G4S, which in August agreed to sell its cash-handling unit in Canada, has suffered a series of blows to its home-market reputation. The Crawley, England-based company replaced its chief executive officer after failing to provide enough guards for last year’s London Olympics and was accused by the government of overcharging for electronic tagging of prisoners.
The world’s biggest security services provider, which generated about 10 percent of revenue last year from U.K. government contracts, last week said that U.K. chief Richard Morris will be replaced by an executive hired this year from Deutsche Post AG’s DHL division.
Before today, G4S shares had dropped 17 percent in London trading in the last six months, valuing the company at 4 billion pounds, while the British FTSE 100 index gained 4.6 percent. Today, the stock gained as much as 2.4 percent to 264.60 pence and was up 1.8 percent as of 8:02 a.m.
Bloomberg reported the potential bid by Charterhouse on Oct. 19. The private-equity firm had approached banks and its investors over financing a deal, people familiar with the matter said earlier this month. Other private-equity firms have also shown interest in G4S’s cash-solutions business, said one of the people.
Cevian Capital AB, a Stockholm-based hedge fund and shareholder in G4S, has pressed the company to sell units including the cash-handling unit, the Sunday Times reported Sept. 29, without saying how it got the information.
“The cash-solutions business is integral to G4S’ operations and strategic plans,” G4S said today. Between 2007 and 2011, cash in circulation grew at a compound annual growth rate of 7 percent in mature markets and 12 percent in emerging markets, with transporting cash proving a resilient business during economic downturns, G4S said.

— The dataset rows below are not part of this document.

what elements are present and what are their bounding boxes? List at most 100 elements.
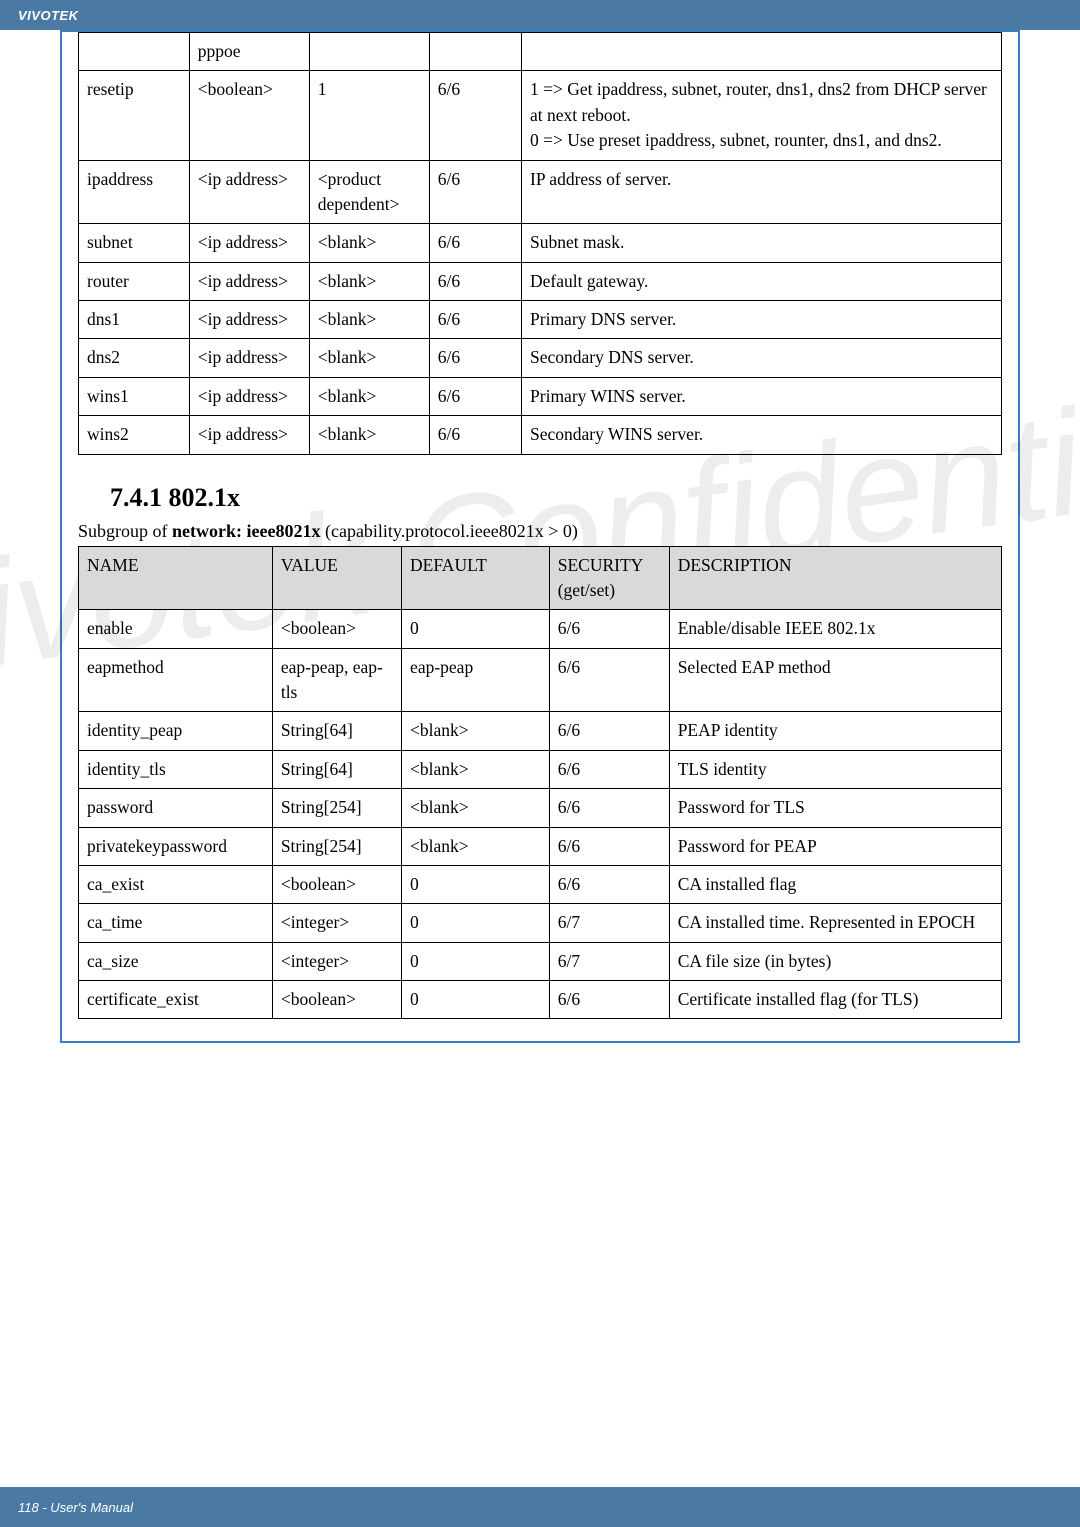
cell: <blank> — [309, 224, 429, 262]
cell: ipaddress — [79, 160, 190, 224]
cell: wins2 — [79, 416, 190, 454]
cell: wins1 — [79, 377, 190, 415]
cell: Subnet mask. — [522, 224, 1002, 262]
cell: 1 => Get ipaddress, subnet, router, dns1… — [522, 71, 1002, 160]
cell: <blank> — [402, 827, 550, 865]
col-value: VALUE — [272, 546, 401, 610]
cell: 0 — [402, 610, 550, 648]
brand-header-bar: VIVOTEK — [0, 0, 1080, 30]
cell: 6/6 — [549, 750, 669, 788]
cell: Secondary WINS server. — [522, 416, 1002, 454]
cell: <ip address> — [189, 224, 309, 262]
cell — [79, 33, 190, 71]
cell: eapmethod — [79, 648, 273, 712]
cell: 6/7 — [549, 904, 669, 942]
cell: String[64] — [272, 712, 401, 750]
cell — [309, 33, 429, 71]
cell: 6/6 — [549, 712, 669, 750]
page-footer-text: 118 - User's Manual — [18, 1500, 133, 1515]
cell: Selected EAP method — [669, 648, 1001, 712]
content-wrap: Vivotek Confidential pppoeresetip<boolea… — [0, 30, 1080, 1043]
col-description: DESCRIPTION — [669, 546, 1001, 610]
cell: String[64] — [272, 750, 401, 788]
cell: Secondary DNS server. — [522, 339, 1002, 377]
cell: 6/7 — [549, 942, 669, 980]
table-row: eapmethodeap-peap, eap-tlseap-peap6/6Sel… — [79, 648, 1002, 712]
cell: <ip address> — [189, 339, 309, 377]
table-row: wins1<ip address><blank>6/6Primary WINS … — [79, 377, 1002, 415]
cell: resetip — [79, 71, 190, 160]
cell: router — [79, 262, 190, 300]
table-row: identity_tlsString[64]<blank>6/6TLS iden… — [79, 750, 1002, 788]
cell: Password for TLS — [669, 789, 1001, 827]
table-row: ca_size<integer>06/7CA file size (in byt… — [79, 942, 1002, 980]
cell: 6/6 — [429, 301, 521, 339]
cell: 0 — [402, 981, 550, 1019]
cell: <ip address> — [189, 160, 309, 224]
table-row: passwordString[254]<blank>6/6Password fo… — [79, 789, 1002, 827]
cell: certificate_exist — [79, 981, 273, 1019]
table-row: certificate_exist<boolean>06/6Certificat… — [79, 981, 1002, 1019]
table-row: subnet<ip address><blank>6/6Subnet mask. — [79, 224, 1002, 262]
ieee8021x-table: NAME VALUE DEFAULT SECURITY (get/set) DE… — [78, 546, 1002, 1020]
table-row: identity_peapString[64]<blank>6/6PEAP id… — [79, 712, 1002, 750]
cell: 6/6 — [429, 71, 521, 160]
cell: identity_tls — [79, 750, 273, 788]
cell: 6/6 — [429, 339, 521, 377]
cell: ca_time — [79, 904, 273, 942]
cell: 0 — [402, 865, 550, 903]
cell: 6/6 — [549, 610, 669, 648]
cell: 0 — [402, 942, 550, 980]
cell: dns2 — [79, 339, 190, 377]
cell: <boolean> — [272, 865, 401, 903]
cell: 6/6 — [549, 648, 669, 712]
cell: 6/6 — [549, 827, 669, 865]
cell: 6/6 — [549, 981, 669, 1019]
cell: privatekeypassword — [79, 827, 273, 865]
cell: Enable/disable IEEE 802.1x — [669, 610, 1001, 648]
cell: pppoe — [189, 33, 309, 71]
cell: 0 — [402, 904, 550, 942]
cell: <blank> — [309, 377, 429, 415]
cell: <blank> — [309, 301, 429, 339]
cell: dns1 — [79, 301, 190, 339]
content-box: pppoeresetip<boolean>16/61 => Get ipaddr… — [60, 30, 1020, 1043]
table-row: router<ip address><blank>6/6Default gate… — [79, 262, 1002, 300]
cell: eap-peap, eap-tls — [272, 648, 401, 712]
subgroup-prefix: Subgroup of — [78, 521, 172, 541]
section-heading: 7.4.1 802.1x — [110, 483, 1002, 513]
cell: 6/6 — [549, 865, 669, 903]
table-row: dns2<ip address><blank>6/6Secondary DNS … — [79, 339, 1002, 377]
cell: <blank> — [309, 416, 429, 454]
network-params-table: pppoeresetip<boolean>16/61 => Get ipaddr… — [78, 32, 1002, 455]
cell: 6/6 — [429, 160, 521, 224]
cell: <boolean> — [189, 71, 309, 160]
cell: <blank> — [309, 339, 429, 377]
cell: IP address of server. — [522, 160, 1002, 224]
cell: 6/6 — [429, 224, 521, 262]
table-row: resetip<boolean>16/61 => Get ipaddress, … — [79, 71, 1002, 160]
cell: String[254] — [272, 827, 401, 865]
cell: ca_exist — [79, 865, 273, 903]
cell — [429, 33, 521, 71]
table-row: ca_time<integer>06/7CA installed time. R… — [79, 904, 1002, 942]
cell: identity_peap — [79, 712, 273, 750]
cell: password — [79, 789, 273, 827]
cell: <ip address> — [189, 262, 309, 300]
table-row: ipaddress<ip address><product dependent>… — [79, 160, 1002, 224]
subgroup-suffix: (capability.protocol.ieee8021x > 0) — [320, 521, 577, 541]
cell: TLS identity — [669, 750, 1001, 788]
brand-name: VIVOTEK — [18, 8, 79, 23]
cell: ca_size — [79, 942, 273, 980]
cell: <ip address> — [189, 301, 309, 339]
cell: String[254] — [272, 789, 401, 827]
cell: CA installed time. Represented in EPOCH — [669, 904, 1001, 942]
table-row: wins2<ip address><blank>6/6Secondary WIN… — [79, 416, 1002, 454]
cell: Primary DNS server. — [522, 301, 1002, 339]
cell: Primary WINS server. — [522, 377, 1002, 415]
col-security: SECURITY (get/set) — [549, 546, 669, 610]
cell: <blank> — [402, 789, 550, 827]
table-row: ca_exist<boolean>06/6CA installed flag — [79, 865, 1002, 903]
cell: Default gateway. — [522, 262, 1002, 300]
cell: CA installed flag — [669, 865, 1001, 903]
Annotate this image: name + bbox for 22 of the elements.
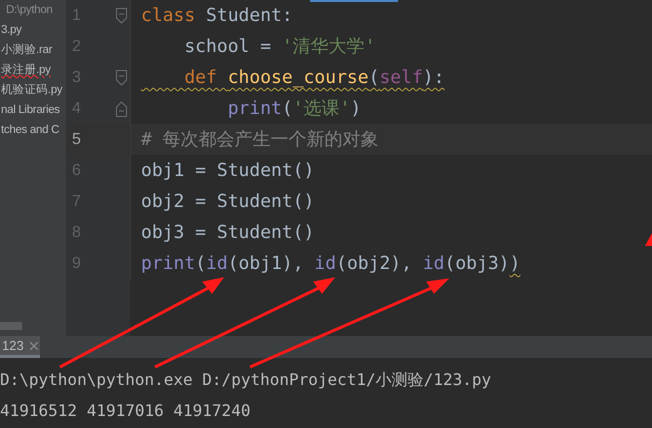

G4S’s cash solutions business made a profit before interest, tax and amortization of 135 million pounds on revenue of 1.29 billion pounds in 2012, according to G4S’s website. The business accounted for 24 percent of total profit.
The U.K. government has said it may exclude the company from tendering for future tagging contracts.
Justice Secretary Chris Grayling said July 11 the company overcharged for the electronic tagging of offenders, including billing for dead people. The Serious Fraud Office said it is examining the tagging allegations, dealing another blow to the company after the bungled 2012 London Olympic Games contract.
In July, U.K. prosecutors also said they were reconsidering whether to charge former employees of G4S after a jury in London ruled that a man in their custody was unlawfully killed while being deported to Angola. In October, a U.K. parliamentary panel said G4S was providing “squalid” and “run-down” housing to asylum seekers under government contracts.
Former CEO Nick Buckles told lawmakers last year that G4S’s reputation was “in tatters” and that he agreed the bungled Olympics contract was a “humiliating shambles.”